The pleasures of the road
One of the most satisfying parts of my job is traveling. I love hitting the road and spending time in California’s various wine regions. I nearly always have, at the outset of a journey, a childlike sense of impending adventure, as though anything could happen.
We all have our little traveling rituals, I suppose. Mine begins with a sheet of paper I have held to my refrigerator door by a magnet. The paper is entitled “Steve’s traveling shit” and consists of a list of things to bring, or to not forget to do, before I walk out that front door. It’s been growing lengthier over the years. One entry reads “be sure which road you’re taking” because, once, I set out for Santa Rosa, only to find myself on the way to Stockton because I was sleepy and not paying attention.
The word “clothes” is also on there, hastily penned in, after a trip I made to the Central Coast, two years ago. On arriving, I discovered, to my horror, that I’d left my packed suitcase on my bed, at home; I was forced to go to a local K-Mart and buy myself 3 days of shirts, pants and underwear. Also on the list are headphones (for airplanes), hand sanitizer and sunglasses. I’m always forgetting my sunglasses, and have about 6 pairs of those clip-ons I’ve had to buy over the years.

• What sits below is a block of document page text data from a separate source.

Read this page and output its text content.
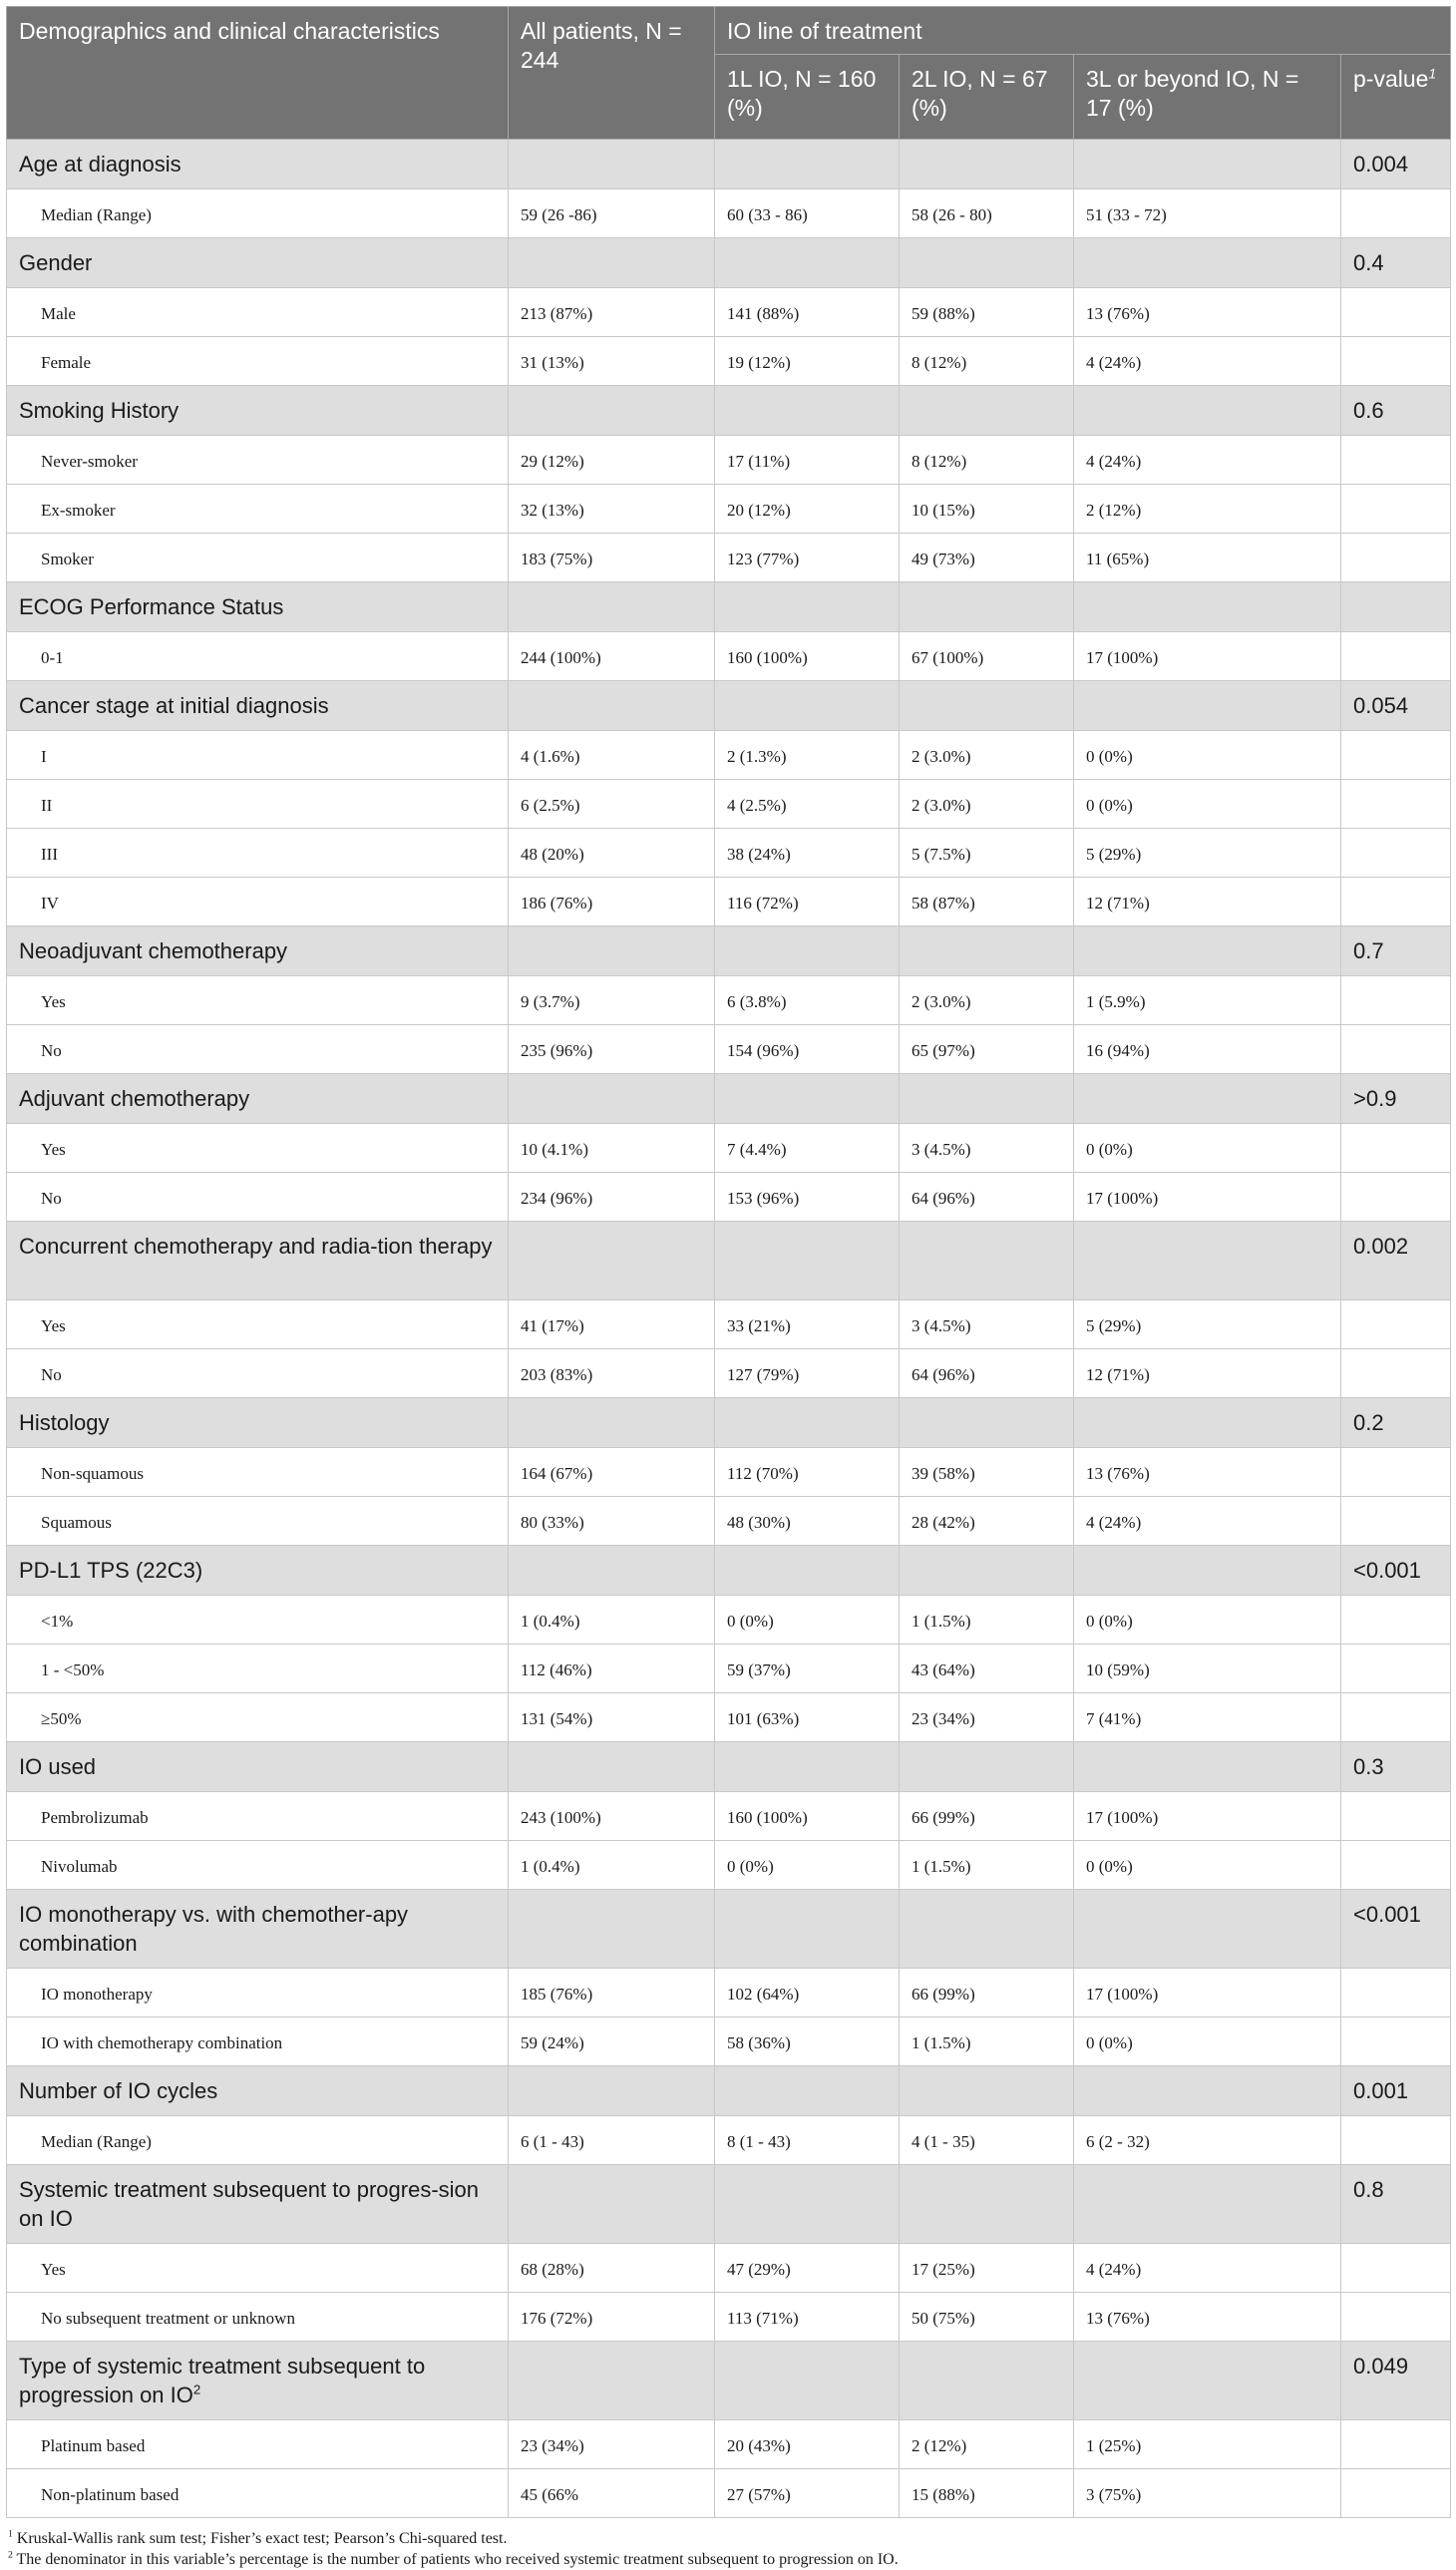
Demographics and clinical characteristics	All patients, N = 244	IO line of treatment			
		1L IO, N = 160 (%)	2L IO, N = 67 (%)	3L or beyond IO, N = 17 (%)	p-value$^1$
Age at diagnosis					0.004
Median (Range)	59 (26 -86)	60 (33 - 86)	58 (26 - 80)	51 (33 - 72)	
Gender					0.4
Male	213 (87%)	141 (88%)	59 (88%)	13 (76%)	
Female	31 (13%)	19 (12%)	8 (12%)	4 (24%)	
Smoking History					0.6
Never-smoker	29 (12%)	17 (11%)	8 (12%)	4 (24%)	
Ex-smoker	32 (13%)	20 (12%)	10 (15%)	2 (12%)	
Smoker	183 (75%)	123 (77%)	49 (73%)	11 (65%)	
ECOG Performance Status					
0-1	244 (100%)	160 (100%)	67 (100%)	17 (100%)	
Cancer stage at initial diagnosis					0.054
I	4 (1.6%)	2 (1.3%)	2 (3.0%)	0 (0%)	
II	6 (2.5%)	4 (2.5%)	2 (3.0%)	0 (0%)	
III	48 (20%)	38 (24%)	5 (7.5%)	5 (29%)	
IV	186 (76%)	116 (72%)	58 (87%)	12 (71%)	
Neoadjuvant chemotherapy					0.7
Yes	9 (3.7%)	6 (3.8%)	2 (3.0%)	1 (5.9%)	
No	235 (96%)	154 (96%)	65 (97%)	16 (94%)	
Adjuvant chemotherapy					>0.9
Yes	10 (4.1%)	7 (4.4%)	3 (4.5%)	0 (0%)	
No	234 (96%)	153 (96%)	64 (96%)	17 (100%)	
Concurrent chemotherapy and radia-tion therapy					0.002
Yes	41 (17%)	33 (21%)	3 (4.5%)	5 (29%)	
No	203 (83%)	127 (79%)	64 (96%)	12 (71%)	
Histology					0.2
Non-squamous	164 (67%)	112 (70%)	39 (58%)	13 (76%)	
Squamous	80 (33%)	48 (30%)	28 (42%)	4 (24%)	
PD-L1 TPS (22C3)					<0.001
<1%	1 (0.4%)	0 (0%)	1 (1.5%)	0 (0%)	
1 - <50%	112 (46%)	59 (37%)	43 (64%)	10 (59%)	
≥50%	131 (54%)	101 (63%)	23 (34%)	7 (41%)	
IO used					0.3
Pembrolizumab	243 (100%)	160 (100%)	66 (99%)	17 (100%)	
Nivolumab	1 (0.4%)	0 (0%)	1 (1.5%)	0 (0%)	
IO monotherapy vs. with chemother-apy combination					<0.001
IO monotherapy	185 (76%)	102 (64%)	66 (99%)	17 (100%)	
IO with chemotherapy combination	59 (24%)	58 (36%)	1 (1.5%)	0 (0%)	
Number of IO cycles					0.001
Median (Range)	6 (1 - 43)	8 (1 - 43)	4 (1 - 35)	6 (2 - 32)	
Systemic treatment subsequent to progres-sion on IO					0.8
Yes	68 (28%)	47 (29%)	17 (25%)	4 (24%)	
No subsequent treatment or unknown	176 (72%)	113 (71%)	50 (75%)	13 (76%)	
Type of systemic treatment subsequent to progression on $IO^2$					0.049
Platinum based	23 (34%)	20 (43%)	2 (12%)	1 (25%)	
Non-platinum based	45 (66%	27 (57%)	15 (88%)	3 (75%)	

$^1$ Kruskal-Wallis rank sum test; Fisher’s exact test; Pearson’s Chi-squared test.

$^2$ The denominator in this variable’s percentage is the number of patients who received systemic treatment subsequent to progression on IO.
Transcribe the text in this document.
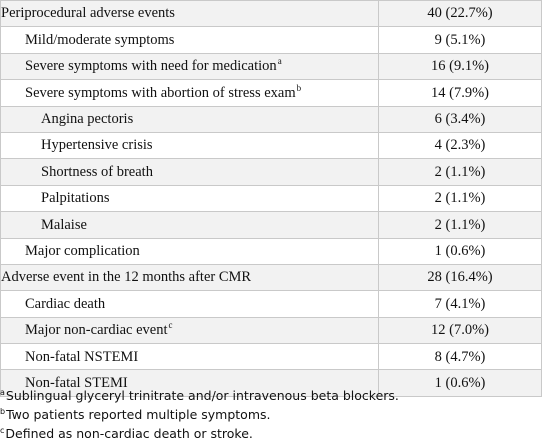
Periprocedural adverse events	40 (22.7%)
Mild/moderate symptoms	9 (5.1%)
Severe symptoms with need for medication$^a$	16 (9.1%)
Severe symptoms with abortion of stress exam$^b$	14 (7.9%)
Angina pectoris	6 (3.4%)
Hypertensive crisis	4 (2.3%)
Shortness of breath	2 (1.1%)
Palpitations	2 (1.1%)
Malaise	2 (1.1%)
Major complication	1 (0.6%)
Adverse event in the 12 months after CMR	28 (16.4%)
Cardiac death	7 (4.1%)
Major non-cardiac event$^c$	12 (7.0%)
Non-fatal NSTEMI	8 (4.7%)
Non-fatal STEMI	1 (0.6%)
$^a$Sublingual glyceryl trinitrate and/or intravenous beta blockers.
$^b$Two patients reported multiple symptoms.
$^c$Defined as non-cardiac death or stroke.
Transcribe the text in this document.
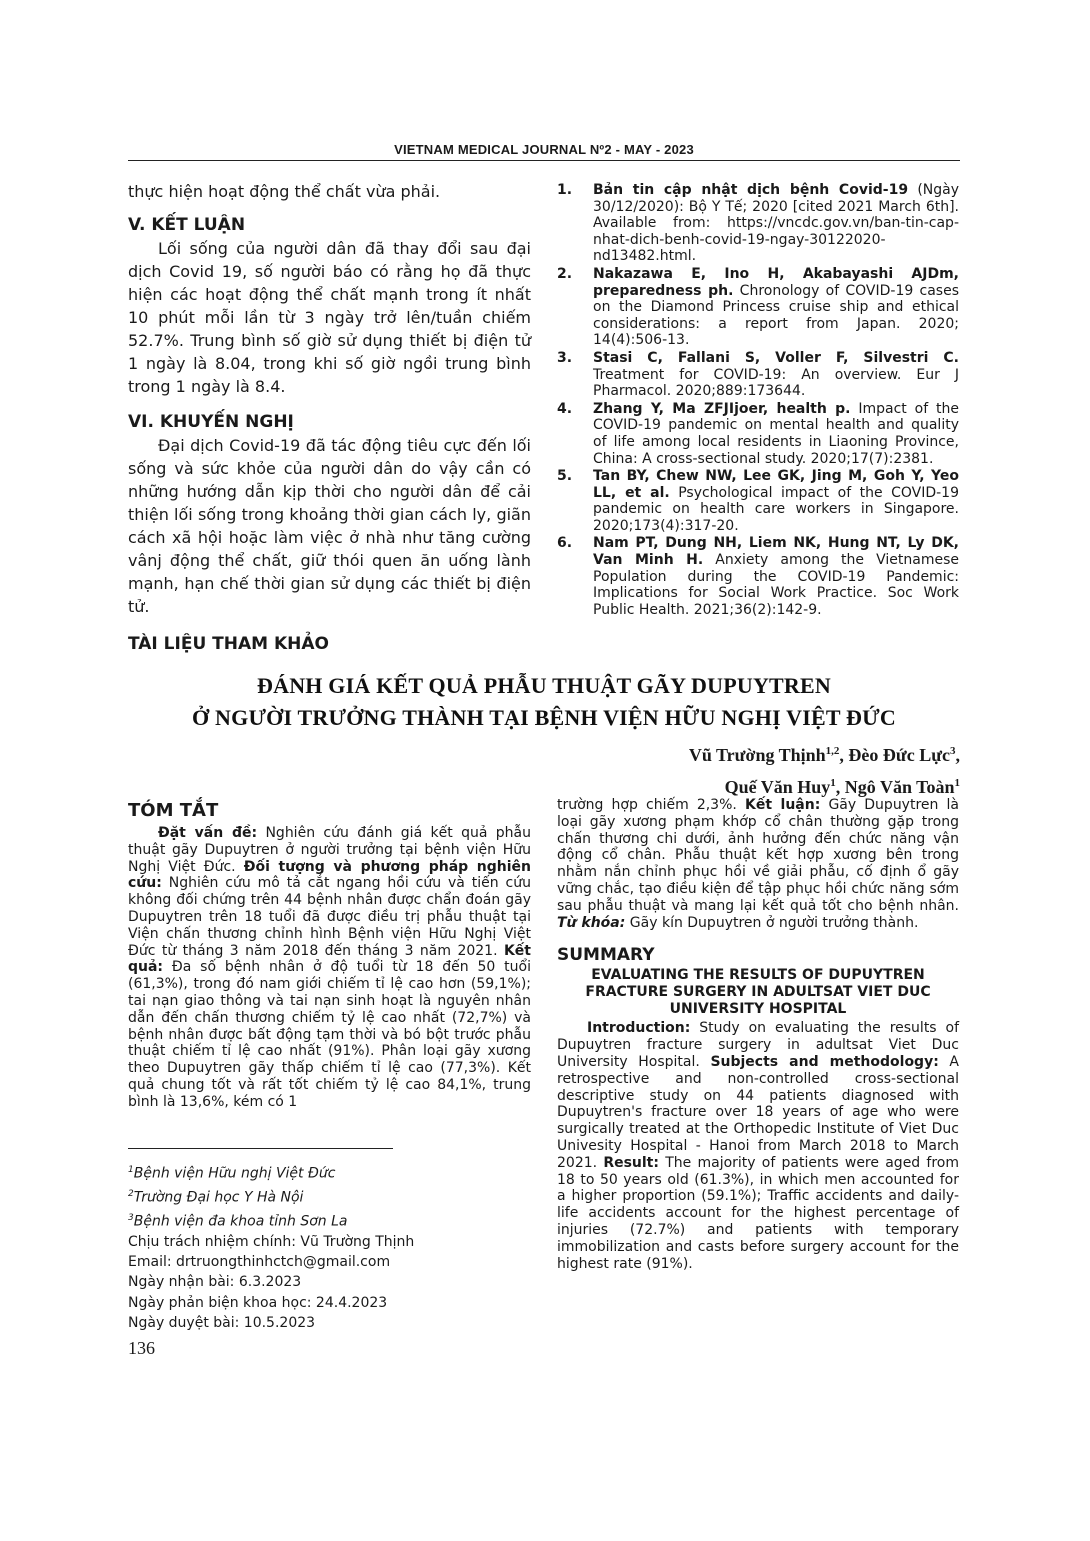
VIETNAM MEDICAL JOURNAL Nº2 - MAY - 2023
thực hiện hoạt động thể chất vừa phải.
V. KẾT LUẬN
Lối sống của người dân đã thay đổi sau đại dịch Covid 19, số người báo có rằng họ đã thực hiện các hoạt động thể chất mạnh trong ít nhất 10 phút mỗi lần từ 3 ngày trở lên/tuần chiếm 52.7%. Trung bình số giờ sử dụng thiết bị điện tử 1 ngày là 8.04, trong khi số giờ ngồi trung bình trong 1 ngày là 8.4.
VI. KHUYẾN NGHỊ
Đại dịch Covid-19 đã tác động tiêu cực đến lối sống và sức khỏe của người dân do vậy cần có những hướng dẫn kịp thời cho người dân để cải thiện lối sống trong khoảng thời gian cách ly, giãn cách xã hội hoặc làm việc ở nhà như tăng cường vânj động thể chất, giữ thói quen ăn uống lành mạnh, hạn chế thời gian sử dụng các thiết bị điện tử.
TÀI LIỆU THAM KHẢO
1.	Bản tin cập nhật dịch bệnh Covid-19 (Ngày 30/12/2020): Bộ Y Tế; 2020 [cited 2021 March 6th]. Available from: https://vncdc.gov.vn/ban-tin-cap-nhat-dich-benh-covid-19-ngay-30122020-nd13482.html.
2.	Nakazawa E, Ino H, Akabayashi AJDm, preparedness ph. Chronology of COVID-19 cases on the Diamond Princess cruise ship and ethical considerations: a report from Japan. 2020; 14(4):506-13.
3.	Stasi C, Fallani S, Voller F, Silvestri C. Treatment for COVID-19: An overview. Eur J Pharmacol. 2020;889:173644.
4.	Zhang Y, Ma ZFJIjoer, health p. Impact of the COVID-19 pandemic on mental health and quality of life among local residents in Liaoning Province, China: A cross-sectional study. 2020;17(7):2381.
5.	Tan BY, Chew NW, Lee GK, Jing M, Goh Y, Yeo LL, et al. Psychological impact of the COVID-19 pandemic on health care workers in Singapore. 2020;173(4):317-20.
6.	Nam PT, Dung NH, Liem NK, Hung NT, Ly DK, Van Minh H. Anxiety among the Vietnamese Population during the COVID-19 Pandemic: Implications for Social Work Practice. Soc Work Public Health. 2021;36(2):142-9.
ĐÁNH GIÁ KẾT QUẢ PHẪU THUẬT GÃY DUPUYTREN
Ở NGƯỜI TRƯỞNG THÀNH TẠI BỆNH VIỆN HỮU NGHỊ VIỆT ĐỨC
Vũ Trường Thịnh$^{1,2}$, Đèo Đức Lực$^3$,
Quế Văn Huy$^1$, Ngô Văn Toàn$^1$
TÓM TẮT
Đặt vấn đề: Nghiên cứu đánh giá kết quả phẫu thuật gãy Dupuytren ở người trưởng tại bệnh viện Hữu Nghị Việt Đức. Đối tượng và phương pháp nghiên cứu: Nghiên cứu mô tả cắt ngang hồi cứu và tiến cứu không đối chứng trên 44 bệnh nhân được chẩn đoán gãy Dupuytren trên 18 tuổi đã được điều trị phẫu thuật tại Viện chấn thương chỉnh hình Bệnh viện Hữu Nghị Việt Đức từ tháng 3 năm 2018 đến tháng 3 năm 2021. Kết quả: Đa số bệnh nhân ở độ tuổi từ 18 đến 50 tuổi (61,3%), trong đó nam giới chiếm tỉ lệ cao hơn (59,1%); tai nạn giao thông và tai nạn sinh hoạt là nguyên nhân dẫn đến chấn thương chiếm tỷ lệ cao nhất (72,7%) và bệnh nhân được bất động tạm thời và bó bột trước phẫu thuật chiếm tỉ lệ cao nhất (91%). Phân loại gãy xương theo Dupuytren gãy thấp chiếm tỉ lệ cao (77,3%). Kết quả chung tốt và rất tốt chiếm tỷ lệ cao 84,1%, trung bình là 13,6%, kém có 1
trường hợp chiếm 2,3%. Kết luận: Gãy Dupuytren là loại gãy xương phạm khớp cổ chân thường gặp trong chấn thương chi dưới, ảnh hưởng đến chức năng vận động cổ chân. Phẫu thuật kết hợp xương bên trong nhằm nắn chỉnh phục hồi về giải phẫu, cố định ổ gãy vững chắc, tạo điều kiện để tập phục hồi chức năng sớm sau phẫu thuật và mang lại kết quả tốt cho bệnh nhân. Từ khóa: Gãy kín Dupuytren ở người trưởng thành.
SUMMARY
EVALUATING THE RESULTS OF DUPUYTREN FRACTURE SURGERY IN ADULTSAT VIET DUC UNIVERSITY HOSPITAL
Introduction: Study on evaluating the results of Dupuytren fracture surgery in adultsat Viet Duc University Hospital. Subjects and methodology: A retrospective and non-controlled cross-sectional descriptive study on 44 patients diagnosed with Dupuytren's fracture over 18 years of age who were surgically treated at the Orthopedic Institute of Viet Duc Univesity Hospital - Hanoi from March 2018 to March 2021. Result: The majority of patients were aged from 18 to 50 years old (61.3%), in which men accounted for a higher proportion (59.1%); Traffic accidents and daily-life accidents account for the highest percentage of injuries (72.7%) and patients with temporary immobilization and casts before surgery account for the highest rate (91%).
$^1$Bệnh viện Hữu nghị Việt Đức
$^2$Trường Đại học Y Hà Nội
$^3$Bệnh viện đa khoa tỉnh Sơn La
Chịu trách nhiệm chính: Vũ Trường Thịnh
Email: drtruongthinhctch@gmail.com
Ngày nhận bài: 6.3.2023
Ngày phản biện khoa học: 24.4.2023
Ngày duyệt bài: 10.5.2023
136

I like to leave Oakland after rush hour, around 10 a.m. or so, depending on where I’m driving. Napa is about an hour away; the Russian River Valley, 1-1/2 hours. Paso Robles is a solid 3 hours or even longer. There are certain bottlenecks that always threaten to slow down the trip. I-80, through Emeryville and Berkeley, is one; there’s no way of avoiding it; you just have to keep your fingers crossed. The 101 approaches to Santa Rosa are dependably jammed. Heading south, toward the Central Coast, the problem spot is the “Nasty Nimitz,” once voted the Bay Area’s most hated freeway. Once you break through to 101 South, at San Jose, things even out. But you can run into the odd jam anywhere.
I like the anonymity of travel, of being thrown, temporarily, off my routine. There’s something to be said for not knowing anyone around you, and vice versa. I guess there’s an element of fantasy. Freed from regularity, you can experience the irregular, with all its tantalizing possibilities. But a wine writer never is completely alone on his travels. You meet with winemakers or P.R. people or the heads of regional wine associations, and of course with many other people, from chefs to mayors. You go to lunches and dinners or, alternatively, try to avoid them, because on such a trip it would be easy to find yourself invited to 4 lunches and 8 dinners each day, and there’s neither time, nor room in my stomach, for such grueling gastronomic gluttony. Sometimes, all I want is a supermarket broiled chicken, which I’ll devour holed up in my hotel room, watching TV. At Wine Enthusiast, I’m known as a “cheap” traveler, because of the frugality of my spending habits, acquired over a lifetime. This, of course, suits management.
I mentioned regional winery associations, and now I want to praise them. I’ve always heard criticisms of them, but for myself have to say how helpful they’ve been, in so many ways. From Temecula and Santa Barbara northward through Paso Robles, Monterey, Napa, Sonoma, Lake County and up into Anderson Valley, you need only to pick up a phone or email the association chief, and your needs will be met: wines set up to taste, wineries made aware of your visit, meetings arranged, itineraries established. Thank you to the wine country regional associations from a grateful writer!
Sure, I’ve seen a million vineyards and bottling lines and barrel storage rooms, and have crushers and destemmers coming out of my ears. I’ve gotten mud in my sneakers in winter and dust on my boots during dry, parched summer. I’ve had the intricacies of cluster thinning and pumping over explained to me ad infinitum by an endless line of winemakers. Sometimes my eyes glaze over. But not always or even usually, for there is always something new to learn, some new personal connection to be made, and, of course, new wines to taste.
It’s with these thoughts that I set off this morning for three days in Paso Robles, where the Vintners & Growers Association is kindly arranging a large tasting, blind, of currently released red wines. I will try to blog from the road, not always an easy thing to do.
R.I.P. Ed McMahon
The best piece of advice I ever received was to travel light. Since then it has made security check-ins, sprints through the concourse, and the overall management of my trips much easier.
I always buy little tubes of toothpaste, shaving cream etc. so I don’t have to carry them with me.
The drive home from Shell Beach (think World of Pinot Noir) up Highway One is something I never get tired of, even though I’ve done it literally hundreds of times since arriving in the Bay Area in 1980. I find something to marvel at each and every time. Same is true of the wines from Paso Robles. Enjoy your three days.
Pleasant travels…
Steve,
Let me know when you’re traveling a little further south… we’ll make it worth your while.
Say hi to the Hunts, the folks at Castoro and the Eberle’s for me if you see them. Salute!